Entré en el templo de la Diosa –que primero era Afrodita y
que luego, se transformó en Isis-; coloqué sobre el altar unas flores rojas que
traía como ofrenda y le pedí que me ayudara a manifestar los “Sidhe” de Isis,
los dones de Isis. La Diosa me respondió que los buscara dentro de mí. Me dijo
que ya había manifestado algunos de sus dones, como el de sanar, el don del
oráculo y el don de comunicarme con otros seres: como los árboles, los animales
y los símbolos.
Isis estaba en el altar, iluminado por las luces ambarinas
de las velas, y ataviada con una túnica blanca de lino, atada con el nudo Tjed
en su plexo solar y la corona del trono sobre su cabeza.
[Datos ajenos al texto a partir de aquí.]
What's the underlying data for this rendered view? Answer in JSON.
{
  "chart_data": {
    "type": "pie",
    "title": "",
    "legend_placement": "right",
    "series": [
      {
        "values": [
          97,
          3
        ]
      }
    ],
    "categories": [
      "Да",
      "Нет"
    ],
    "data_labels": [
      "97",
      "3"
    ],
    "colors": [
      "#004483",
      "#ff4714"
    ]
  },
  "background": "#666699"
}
En una mano portaba un
espejo (el espejo de Hathor?), y la otra descansaba sobre su pecho.
Antes de que la Diosa se manifestara como Isis, en el altar
estaba Afrodita, desnuda y resplandeciente; como la primera vez que entré en
este templo circular, cuando conecté con las aguas de la Diosa. Y le pedí que
me ayudara a sanar a través de mi luna roja, el miedo a perder mi libertad, que
llevo en mi interior.
Era de noche y comenzó a llover. Escuchaba la lluvia y los
truenos cayendo afuera del templo y el flujo del agua que brotaba desde el
interior de la tierra, y que fluía a través de la boca de la gran tinaja de
porcelana blanca, que descansaba en medio del templo.
Todo el lugar se llenó de felinos; una pantera y un león
dormitaban a los pies de la Diosa, bajo el altar. Los gatos negros me rodeaban
por todas partes, mientras yo permanecía sentada sobre el cojín en actitud
contemplativa. Y sobre mi regazo dormía apaciblemente, mi desaparecida y
siempre recordada gata siamesa, Gala.
Sentía las aguas sanadoras de la Diosa fluir dentro de mí,
en mi Yoni, en mi útero y en mi corazón; sentía que mi cuerpo era el cuerpo de
la Diosa, y mi Luna Roja su sangre, sus aguas sanadoras fluyendo por mi útero y
saliendo por mi Yoni, como una corriente roja desde mi corazón, con la fuerza
del amor.
Al sentir esto, el león se levantó de golpe y fue a
apostarse junto a la tinaja, de donde manaba sin cesar el agua, desde el centro
de la tierra. El león levantó una pata y rugió y la sangre fluyó desde mi Yoni,
y el cojín donde yo estaba sentada se tiñó de rojo. Entonces, me levanté; la
ropa que llevaba puesta se me cayó del cuerpo y me metí entera en el estanque
de las aguas de la Diosa.
Eran aguas cálidas, minerales. Sentí cómo su flujo entraba
en mi Yoni y en mi útero, sanando los miedos alojados en mi sacro, recorriendo
todo mi cuerpo. Permanecí así, sumergida en el estanque de aguas cálidas,
sanando los miedos a través del influjo sanador del agua de la Diosa, durante
varios minutos. Pequeños pececillos limpiaban la piel muerta de mis pies, y la
sangre fluía de mi Yoni corriente abajo, sanando mi cuerpo.
Cuando salí del agua, unas jóvenes, probablemente
sacerdotisas de la Diosa – o ninfas-, me ayudaron a salir del estanque, me
vistieron con ropas de lino blanco y me llevaron nuevamente ante el altar; adonde
tomé asiento una vez más, sobre el cojín, delante de la gran tinaja blanca, en
medio del templo, que ahora estaba limpio; pues alguien había reemplazado la
funda que se había manchado con mi sangre y había puesto un cojín con una funda
limpia.
Al sentarme apareció la Diosa Isis en el altar. Entonces, le
pedí a Ella que me ayudara a manifestar sus “sidhe”. Y una voz en el espacio
clamó: “Los Sidhe de Isis(1) son sus hijos, aquellos que manifiestan sus dones”.
Con una reverencia le di las gracias y regresé bajando un
camino de tierra bordeando el margen de un río. Subí a una barca que me llevó
de vuelta, en la noche, a la isla y al árbol donde me senté por vez primera
para tocar la tierra con mi Yoni, y una vez allí, volví a mi cuerpo.